American basketball player (born 1984)

Keddric D'Wayne Che' Jarmel Mays (born September 17, 1984) is an American professional basketball player for Baltur Cento of the Italian Serie A2 Basket.

==College career==
Mays played junior college basketball at Cloud County Community College before moving to University of Tennessee at Chattanooga, where he graduated in 2007.

==Pro career==
He arrived in Europe in February 2008, signing with Espoon Honka from Finland. He played only one game before he was released. In September 2008 he moved to Universidad Católica in División Mayor del Básquetbol de Chile.

Season 2009-10 he spend with Znicz Jarosław of the Polish Basketball League. Next two years he spend in Ukraine playing with Ferro-ZNTU and Politekhnika-Halychyna.

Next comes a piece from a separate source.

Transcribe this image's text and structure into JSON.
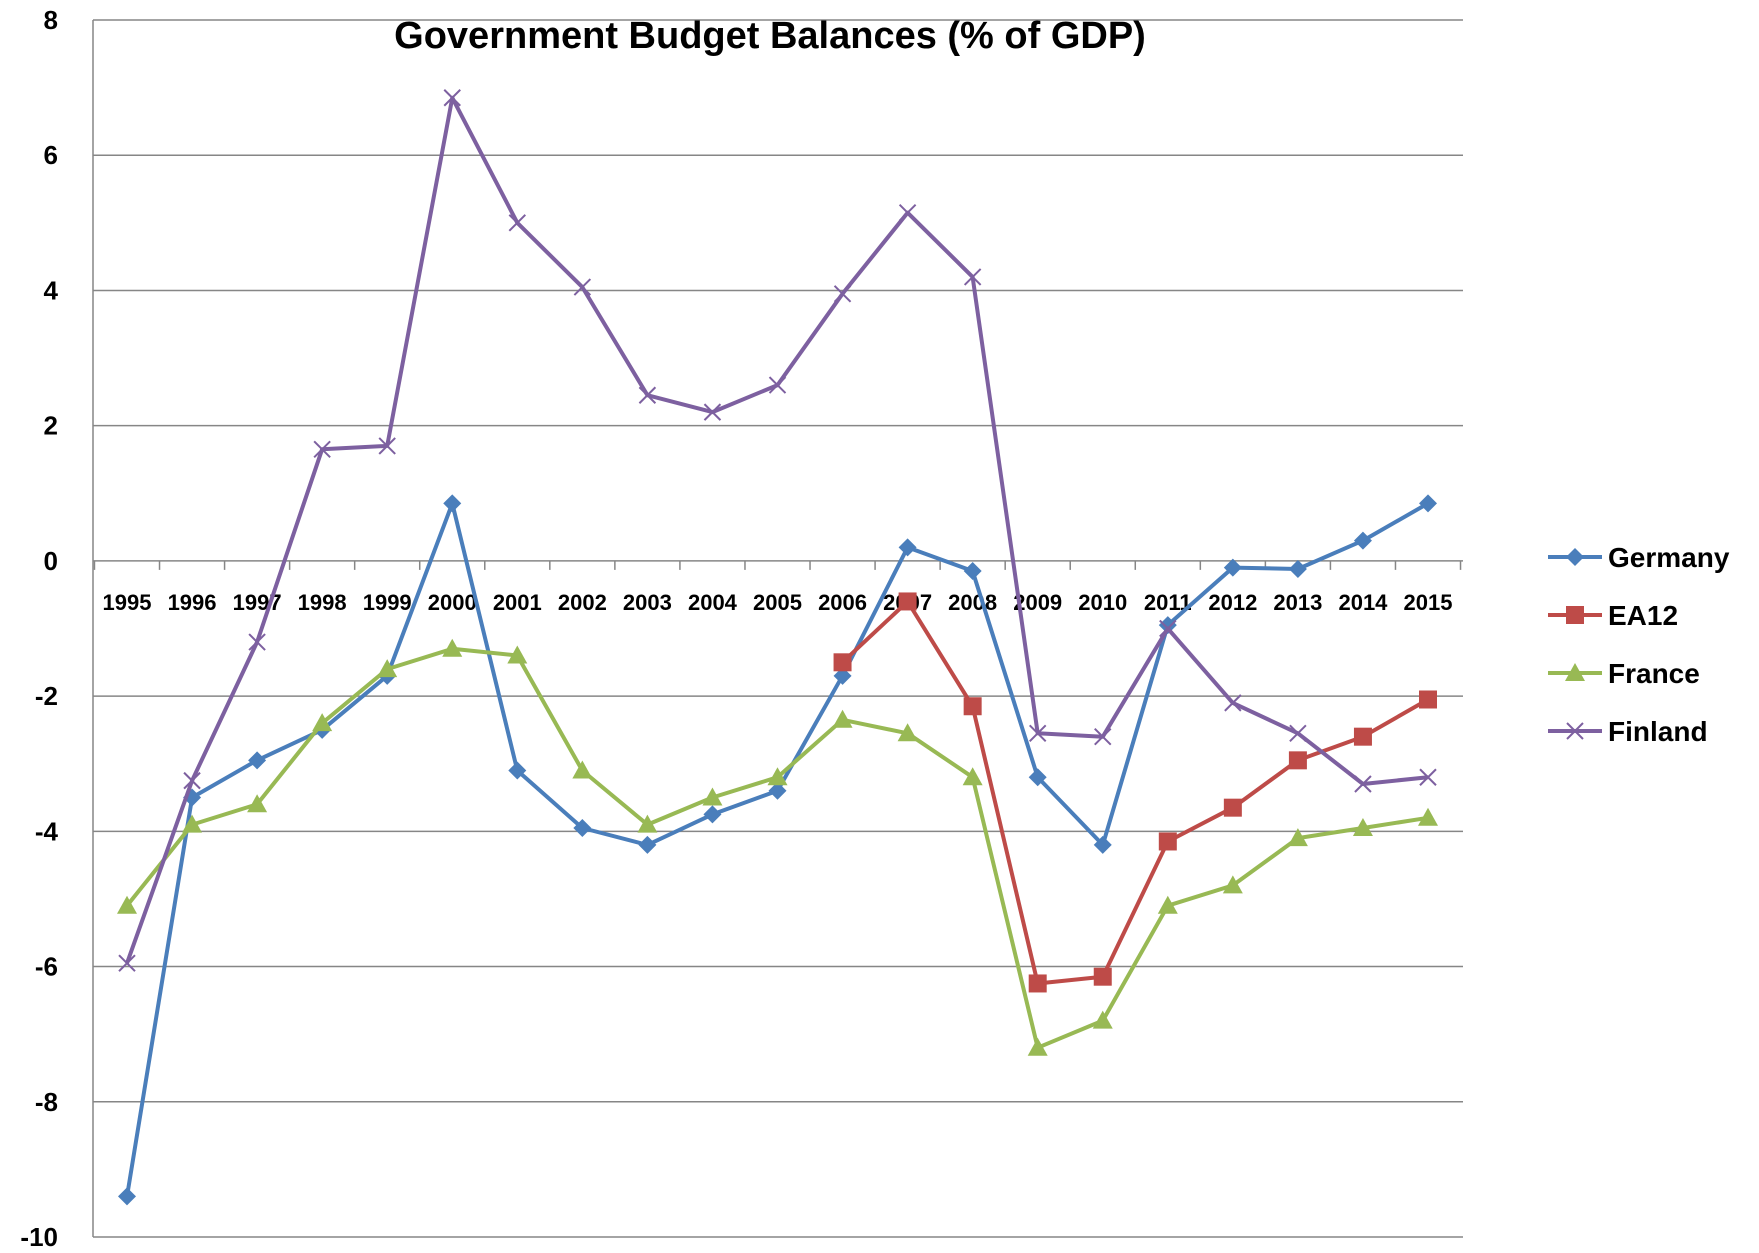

In August 2012, Mays signed with Givova Scafati of the Italian Second League, where he played 32 games, averaging 18.2 points, 3.7 rebounds and 3.0 assists per game.

On July 8, 2013, Mays signed with KK Igokea. He was released in October, after playing only two games with them. Later that month he signed with Orlandina Basket for the rest of the season.

In July 2014, he signed a one-year deal with the French team SOMB Boulogne-sur-Mer. He left Boulogne after only 7 games. In January 2015, he signed with Mersin Büyükşehir Belediyesi of the Turkish Second League for the rest of the season.

On August 1, 2015, he signed a one-year deal with the Italian team Pallacanestro Trapani. On July 27, 2016, he re-signed with Trapani for one more season.

On August 26, 2017, Mays signed with the Israeli team Maccabi Kiryat Gat for the 2017–18 season. Mays helped Kiryat Gat to reach the 2018 Liga Leumit Finals where they eventually lost Hapoel Be'er Sheva.

On July 6, 2018, Mays returned to Italy for a fourth stint, signing a one-year deal with Baltur Cento of the Italian Serie A2 Basket.